Per lavoro sono costretta a fare servizi fotografici improvvisati, spiaccicata ad una parete in un b&b per farlo sembrare più grande di quanto non sia in realtà, con la luce fatta passare dalle tendine di pizzo tenute su dalla proprietaria, o a facce da pirla di un'azienda di colle. O a partite. O a manifestazioni. O a... matrimoni.
Insomma, ho imparato ad adattarmi a condizioni sicuramente non felici, o a imprevisti. Tempo fa ad una conferenza ho scattato da in piedi, sopra due sedie impilate una sull'altra. Oppure ho imballato la macchina col domopack perché pioveva di brutto, e chi doveva prestarmi la custodia impermeabile non era più reperibile.
Credo che questa serie di disavventure mi abbia portato ad amare le fotografie "da diporto", fatte cogliendo cose particolari, che colpiscono o... vatteallapesca. Cercate o scovate per caso. Il problema è soprattutto... il tempo.
Prendo le distanze dalle foto-puzzle, straricercate e calcolate.
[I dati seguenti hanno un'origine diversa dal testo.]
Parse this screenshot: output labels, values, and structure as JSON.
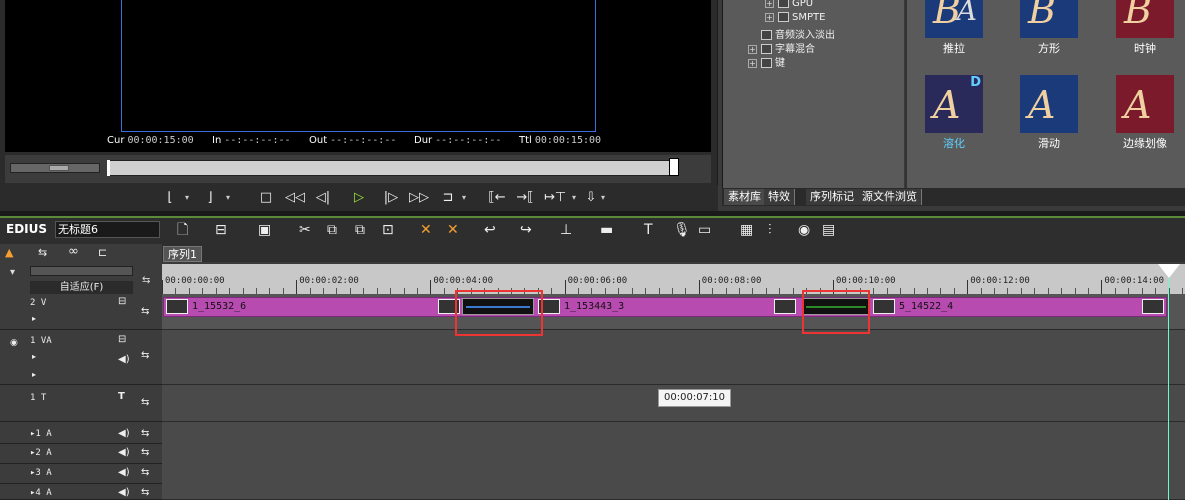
{
  "preview": {
    "timecodes": [
      {
        "label": "Cur",
        "value": "00:00:15:00"
      },
      {
        "label": "In",
        "value": "--:--:--:--"
      },
      {
        "label": "Out",
        "value": "--:--:--:--"
      },
      {
        "label": "Dur",
        "value": "--:--:--:--"
      },
      {
        "label": "Ttl",
        "value": "00:00:15:00"
      }
    ]
  },
  "tree": {
    "items": [
      {
        "label": "GPU"
      },
      {
        "label": "SMPTE"
      },
      {
        "label": "音频淡入淡出"
      },
      {
        "label": "字幕混合"
      },
      {
        "label": "键"
      }
    ]
  },
  "effects": [
    {
      "label": "推拉",
      "letter": "B",
      "letter2": "A",
      "bg": "#1a3a7a"
    },
    {
      "label": "方形",
      "letter": "B",
      "letter2": "",
      "bg": "#1a3a7a"
    },
    {
      "label": "时钟",
      "letter": "B",
      "letter2": "",
      "bg": "#7a1a2a"
    },
    {
      "label": "溶化",
      "letter": "A",
      "letter2": "D",
      "bg": "#2a2a5a"
    },
    {
      "label": "滑动",
      "letter": "A",
      "letter2": "",
      "bg": "#1a3a7a"
    },
    {
      "label": "边缘划像",
      "letter": "A",
      "letter2": "",
      "bg": "#7a1a2a"
    }
  ],
  "bottom_tabs": [
    "素材库",
    "特效",
    "序列标记",
    "源文件浏览"
  ],
  "timeline": {
    "app_name": "EDIUS",
    "project_name": "无标题6",
    "sequence_tab": "序列1",
    "fit_label": "自适应(F)",
    "ruler_ticks": [
      "00:00:00:00",
      "00:00:02:00",
      "00:00:04:00",
      "00:00:06:00",
      "00:00:08:00",
      "00:00:10:00",
      "00:00:12:00",
      "00:00:14:00"
    ],
    "tracks": [
      {
        "name": "2 V"
      },
      {
        "name": "1 VA"
      },
      {
        "name": "1 T"
      },
      {
        "name": "1 A"
      },
      {
        "name": "2 A"
      },
      {
        "name": "3 A"
      },
      {
        "name": "4 A"
      }
    ],
    "clips": [
      {
        "label": "1_15532_6"
      },
      {
        "label": "1_153443_3"
      },
      {
        "label": "5_14522_4"
      }
    ],
    "tooltip": "00:00:07:10"
  }
}
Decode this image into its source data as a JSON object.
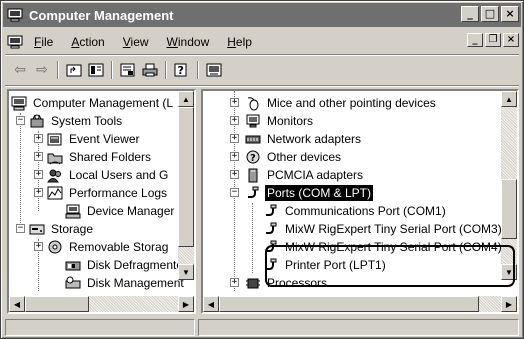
{
  "window": {
    "title": "Computer Management"
  },
  "menu": {
    "items": [
      {
        "label": "File",
        "key": "F",
        "rest": "ile"
      },
      {
        "label": "Action",
        "key": "A",
        "rest": "ction"
      },
      {
        "label": "View",
        "key": "V",
        "rest": "iew"
      },
      {
        "label": "Window",
        "key": "W",
        "rest": "indow"
      },
      {
        "label": "Help",
        "key": "H",
        "rest": "elp"
      }
    ]
  },
  "toolbar": {
    "icons": [
      "back-arrow-icon",
      "forward-arrow-icon",
      "up-level-icon",
      "show-hide-tree-icon",
      "properties-icon",
      "print-icon",
      "help-icon",
      "device-manager-icon"
    ]
  },
  "left_tree": {
    "items": [
      {
        "label": "Computer Management (L",
        "icon": "computer-icon"
      },
      {
        "label": "System Tools",
        "icon": "tools-icon"
      },
      {
        "label": "Event Viewer",
        "icon": "event-viewer-icon"
      },
      {
        "label": "Shared Folders",
        "icon": "shared-folders-icon"
      },
      {
        "label": "Local Users and G",
        "icon": "users-icon"
      },
      {
        "label": "Performance Logs",
        "icon": "performance-icon"
      },
      {
        "label": "Device Manager",
        "icon": "device-manager-icon"
      },
      {
        "label": "Storage",
        "icon": "storage-icon"
      },
      {
        "label": "Removable Storag",
        "icon": "removable-storage-icon"
      },
      {
        "label": "Disk Defragmente",
        "icon": "defrag-icon"
      },
      {
        "label": "Disk Management",
        "icon": "disk-management-icon"
      }
    ]
  },
  "right_tree": {
    "items": [
      {
        "label": "Mice and other pointing devices",
        "icon": "mouse-icon"
      },
      {
        "label": "Monitors",
        "icon": "monitor-icon"
      },
      {
        "label": "Network adapters",
        "icon": "network-icon"
      },
      {
        "label": "Other devices",
        "icon": "unknown-device-icon"
      },
      {
        "label": "PCMCIA adapters",
        "icon": "pcmcia-icon"
      },
      {
        "label": "Ports (COM & LPT)",
        "icon": "port-icon"
      },
      {
        "label": "Communications Port (COM1)",
        "icon": "port-icon"
      },
      {
        "label": "MixW RigExpert Tiny Serial Port (COM3)",
        "icon": "port-icon"
      },
      {
        "label": "MixW RigExpert Tiny Serial Port (COM4)",
        "icon": "port-icon"
      },
      {
        "label": "Printer Port (LPT1)",
        "icon": "port-icon"
      },
      {
        "label": "Processors",
        "icon": "processor-icon"
      }
    ]
  },
  "colors": {
    "selection": "#000000",
    "titlebar": "#6f6f6f",
    "chrome": "#d4d0c8"
  }
}
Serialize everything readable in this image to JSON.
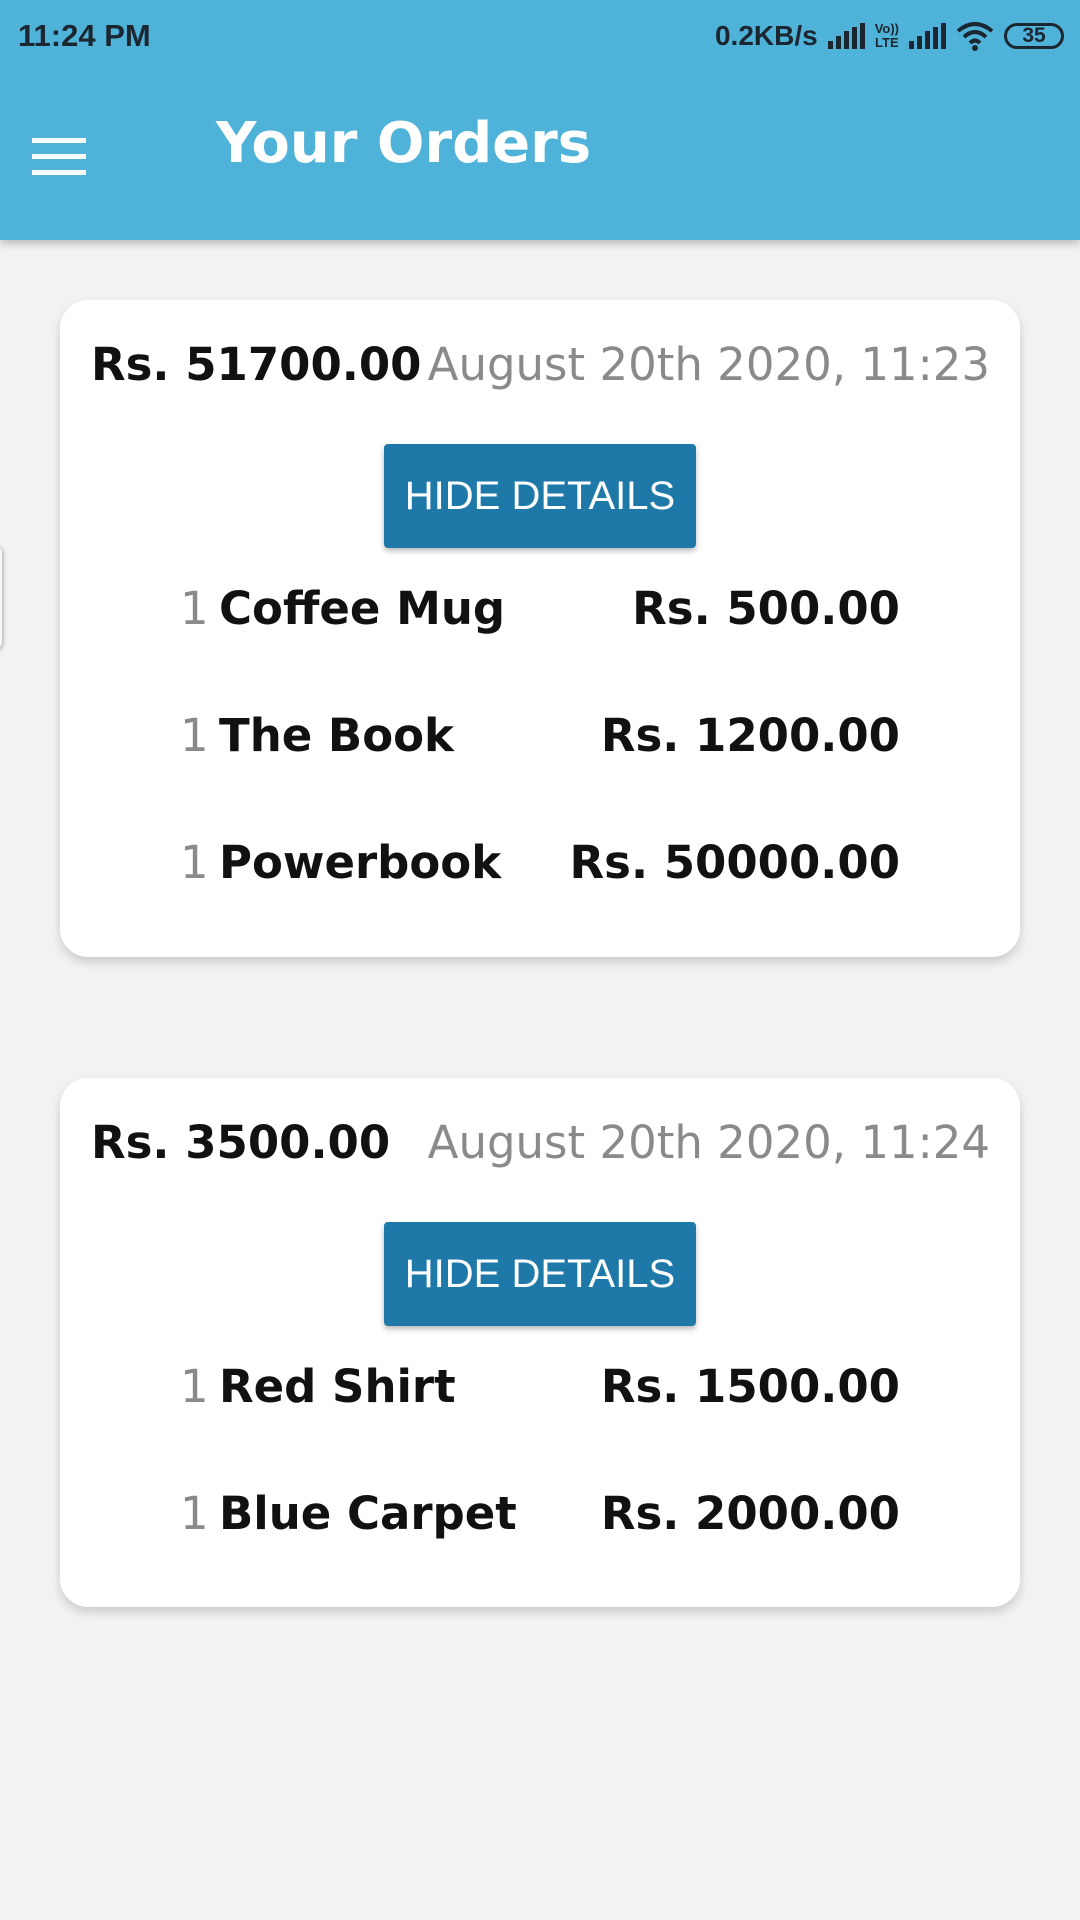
{
  "status_bar": {
    "time": "11:24 PM",
    "net_speed": "0.2KB/s",
    "volte_line1": "Vo))",
    "volte_line2": "LTE",
    "battery": "35"
  },
  "app_bar": {
    "title": "Your Orders",
    "menu_icon": "hamburger-menu-icon"
  },
  "orders": [
    {
      "total": "Rs. 51700.00",
      "date": "August 20th 2020, 11:23",
      "toggle_label": "HIDE DETAILS",
      "items": [
        {
          "qty": "1",
          "name": "Coffee Mug",
          "price": "Rs. 500.00"
        },
        {
          "qty": "1",
          "name": "The Book",
          "price": "Rs. 1200.00"
        },
        {
          "qty": "1",
          "name": "Powerbook",
          "price": "Rs. 50000.00"
        }
      ]
    },
    {
      "total": "Rs. 3500.00",
      "date": "August 20th 2020, 11:24",
      "toggle_label": "HIDE DETAILS",
      "items": [
        {
          "qty": "1",
          "name": "Red Shirt",
          "price": "Rs. 1500.00"
        },
        {
          "qty": "1",
          "name": "Blue Carpet",
          "price": "Rs. 2000.00"
        }
      ]
    }
  ],
  "colors": {
    "app_bar": "#4fb3d9",
    "button": "#1e79a9",
    "background": "#f2f2f2"
  }
}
Non le so fare, non ci ho mai provato, non sento di doverci provare e non trovo stimolante - occhio, PER ME - provare a farle.
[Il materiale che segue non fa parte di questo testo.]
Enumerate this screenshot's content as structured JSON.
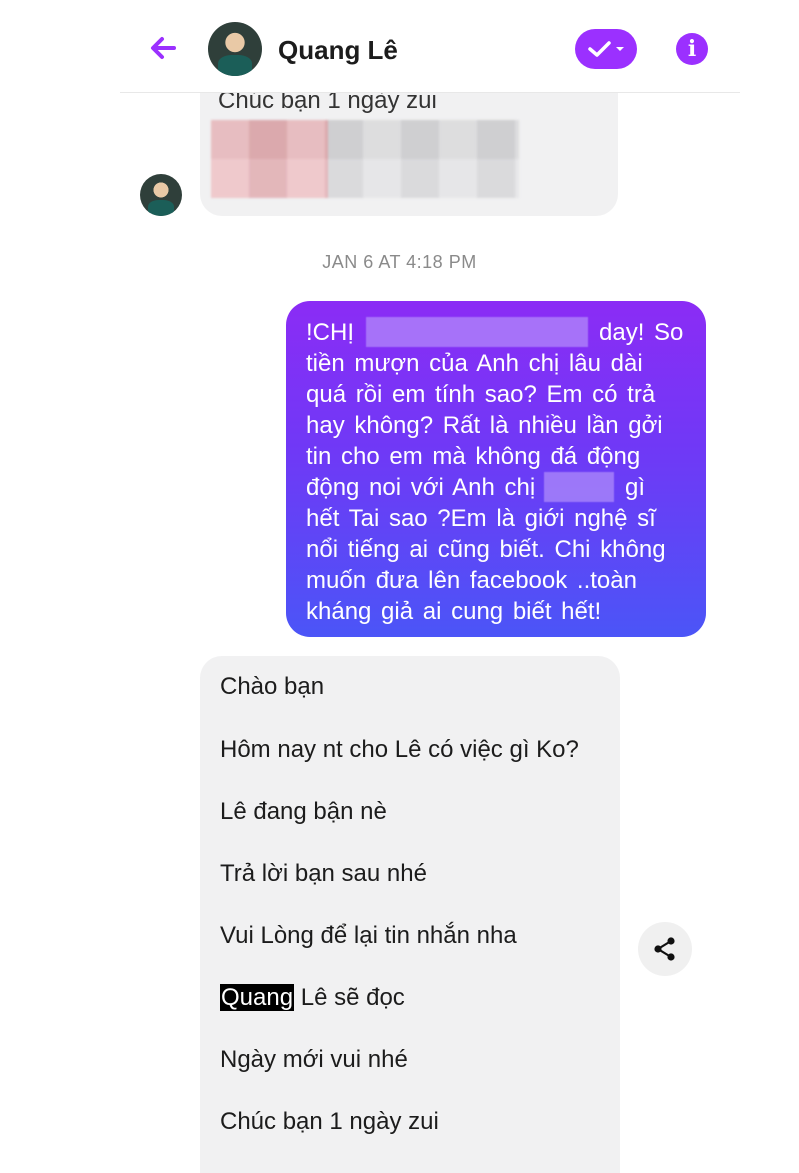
{
  "header": {
    "contact_name": "Quang Lê",
    "back_icon": "arrow-left-icon",
    "check_icon": "check-dropdown-icon",
    "info_icon": "info-icon",
    "info_glyph": "i",
    "accent": "#9b30ff"
  },
  "previous_message": {
    "text": "Chúc bạn 1 ngày zui"
  },
  "timestamp": "JAN 6 AT 4:18 PM",
  "sent_message": {
    "lines": [
      "!CHỊ",
      "tiền  mượn  của  Anh chị lâu dài",
      "quá  rồi  em tính sao? Em có trả",
      "hay không? Rất  là nhiều  lần  gởi",
      "tin cho  em  mà không  đá  động",
      "động  noi với  Anh chị",
      "hết  Tai sao  ?Em là  giới nghệ sĩ",
      "nổi tiếng  ai cũng  biết. Chi không",
      "muốn  đưa  lên  facebook  ..toàn",
      "kháng giả  ai cung biết  hết!"
    ],
    "line1_tail": "day! So",
    "line6_tail": "gì"
  },
  "auto_reply": {
    "lines": [
      "Chào bạn",
      "Hôm nay nt cho Lê có việc gì Ko?",
      "Lê đang bận nè",
      "Trả lời bạn sau nhé",
      "Vui Lòng để lại tin nhắn nha",
      "",
      "Ngày mới vui nhé",
      "Chúc bạn 1 ngày zui"
    ],
    "line6_highlight": "Quang",
    "line6_rest": " Lê sẽ đọc"
  },
  "share_icon": "share-icon"
}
Mi piace vedere la ricerca della perfezione nelle foto degli altri, però. Amo ad esempio le foto di Janieta Eyre, dove ogni dettaglio è simbolo di qualcosa, racconta una storia o un pezzo di essa.
Prendo ancora più le distanze dalla foto di studio. C'è chi si diverte a prendere un barattolo, metterlo in una lightbox e usare le luci nel modo migliore. Io, che prendo la fotografia soprattutto come un divertimento personale, non riesco proprio a immaginare di fare una cosa del genere.